A monthly “cleanliness check” with follow-up fees is not enforceable. If you receive one, ask for the contractual basis and the evidence.
How to Stop the Dispute Happening in the First Place
The strongest position at check-out is walking in with evidence that makes the deduction unnecessary. In practice this means:
- Photograph everything on move-out day with your phone’s default camera so metadata records the date
- Keep the check-in inventory safe from day one
- Follow a thorough cleaning process — our end of tenancy cleaning checklist covers every area inventory clerks actually inspect
- Get a receipt if you hire a professional cleaner (a guarantee-backed clean is the strongest evidence)
- Attend the check-out inspection if your agent allows it
If you’d rather skip the dispute risk entirely, a professional clean with a re-clean guarantee removes most of the uncertainty. Get a free quote for eco-friendly end of tenancy cleaning or call us on 07383 435 879. We cover all London boroughs and include the re-clean guarantee on every job.
Frequently Asked Questions
Is it illegal for a landlord to charge for cleaning in the UK?
Charging a separate cleaning fee is illegal under the Tenant Fees Act 2019, with penalties of up to £5,000 for a first offence. Proposing a deposit deduction for cleaning is legal — but only with evidence that the property is below its check-in standard, after accounting for fair wear and tear.
How much can a landlord reasonably charge for cleaning?
There is no fixed cap, but adjudicators expect deductions to reflect actual cleaning costs, not punitive amounts. TDS data shows average disputed cleaning deductions run £150 - £350. Deductions materially above this range need quotes or invoices to justify them, or they’re likely to be reduced on adjudication.
Can a landlord keep my whole deposit for cleaning?
Only if the entire deposit is genuinely needed to return the property to check-in standard, with evidence to prove it. A full-deposit cleaning claim is rare and almost always reduced by the adjudicator. If your landlord is proposing this, ask for the full breakdown and dispute the amount through your deposit scheme.
What if my tenancy agreement says I must pay for professional cleaning?

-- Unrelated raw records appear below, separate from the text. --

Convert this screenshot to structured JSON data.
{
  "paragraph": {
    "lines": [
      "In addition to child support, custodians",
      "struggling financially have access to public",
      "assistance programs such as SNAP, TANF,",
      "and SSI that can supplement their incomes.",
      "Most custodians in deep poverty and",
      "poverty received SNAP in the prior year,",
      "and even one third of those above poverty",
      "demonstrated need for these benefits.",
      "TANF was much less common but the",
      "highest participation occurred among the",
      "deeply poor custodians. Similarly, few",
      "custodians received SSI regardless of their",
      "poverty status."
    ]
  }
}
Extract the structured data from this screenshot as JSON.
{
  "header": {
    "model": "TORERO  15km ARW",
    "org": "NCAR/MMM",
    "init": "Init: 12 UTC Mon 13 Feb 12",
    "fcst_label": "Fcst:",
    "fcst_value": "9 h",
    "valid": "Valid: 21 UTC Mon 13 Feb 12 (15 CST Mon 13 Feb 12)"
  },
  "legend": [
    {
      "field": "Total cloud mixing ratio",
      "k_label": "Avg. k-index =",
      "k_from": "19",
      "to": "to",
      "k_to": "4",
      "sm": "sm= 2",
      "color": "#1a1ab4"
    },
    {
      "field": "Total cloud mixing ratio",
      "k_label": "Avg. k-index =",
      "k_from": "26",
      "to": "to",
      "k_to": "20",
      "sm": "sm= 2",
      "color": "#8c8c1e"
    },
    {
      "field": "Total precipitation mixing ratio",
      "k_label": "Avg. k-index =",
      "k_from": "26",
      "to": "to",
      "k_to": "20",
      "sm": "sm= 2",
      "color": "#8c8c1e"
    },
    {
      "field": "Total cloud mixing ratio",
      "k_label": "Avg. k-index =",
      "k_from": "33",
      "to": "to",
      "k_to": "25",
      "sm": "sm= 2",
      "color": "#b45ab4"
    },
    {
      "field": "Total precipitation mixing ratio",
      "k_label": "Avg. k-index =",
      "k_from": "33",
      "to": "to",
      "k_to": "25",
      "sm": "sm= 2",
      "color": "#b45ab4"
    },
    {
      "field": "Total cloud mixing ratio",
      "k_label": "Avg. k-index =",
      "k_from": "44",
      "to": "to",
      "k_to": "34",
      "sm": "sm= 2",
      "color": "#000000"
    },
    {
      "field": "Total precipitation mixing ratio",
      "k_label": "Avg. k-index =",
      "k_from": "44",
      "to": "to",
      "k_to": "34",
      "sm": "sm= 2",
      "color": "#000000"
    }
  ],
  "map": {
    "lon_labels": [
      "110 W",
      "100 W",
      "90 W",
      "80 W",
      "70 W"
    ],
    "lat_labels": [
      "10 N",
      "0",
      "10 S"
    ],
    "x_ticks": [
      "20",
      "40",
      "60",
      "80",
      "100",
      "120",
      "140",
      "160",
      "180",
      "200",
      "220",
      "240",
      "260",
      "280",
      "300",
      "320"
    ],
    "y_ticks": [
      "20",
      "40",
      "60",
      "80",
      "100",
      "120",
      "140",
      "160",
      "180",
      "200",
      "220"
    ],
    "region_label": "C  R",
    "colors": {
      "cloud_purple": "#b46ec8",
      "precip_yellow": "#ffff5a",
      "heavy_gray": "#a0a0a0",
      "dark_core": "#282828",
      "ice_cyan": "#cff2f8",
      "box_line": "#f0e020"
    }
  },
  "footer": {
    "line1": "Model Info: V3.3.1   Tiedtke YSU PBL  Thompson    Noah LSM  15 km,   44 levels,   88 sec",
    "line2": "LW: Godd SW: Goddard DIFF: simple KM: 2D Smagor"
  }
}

That clause is unenforceable under the Tenant Fees Act 2019. A landlord cannot require you to hire a specific company, provide a receipt, or pay a fixed cleaning fee, regardless of what the contract says. You can ignore the clause, but you must still return the property to check-in standard to avoid deposit deductions.
Can a landlord charge me if I didn’t leave the property professionally cleaned?
Not as a direct fee. They can deduct from your deposit if the property genuinely isn’t clean to check-in standard, but the deduction must reflect the actual cleaning required, not a flat “professional clean” charge. If you cleaned thoroughly yourself and the property matches check-in condition, no deduction is valid.
What’s the difference between a cleaning fee and a cleaning deduction?
A cleaning fee is a direct charge — banned under UK law. A cleaning deduction is money taken from your protected deposit to restore the property to check-in condition — legal if evidenced. The difference matters: a banned fee triggers local authority penalties, while a valid deduction is enforceable through the deposit scheme.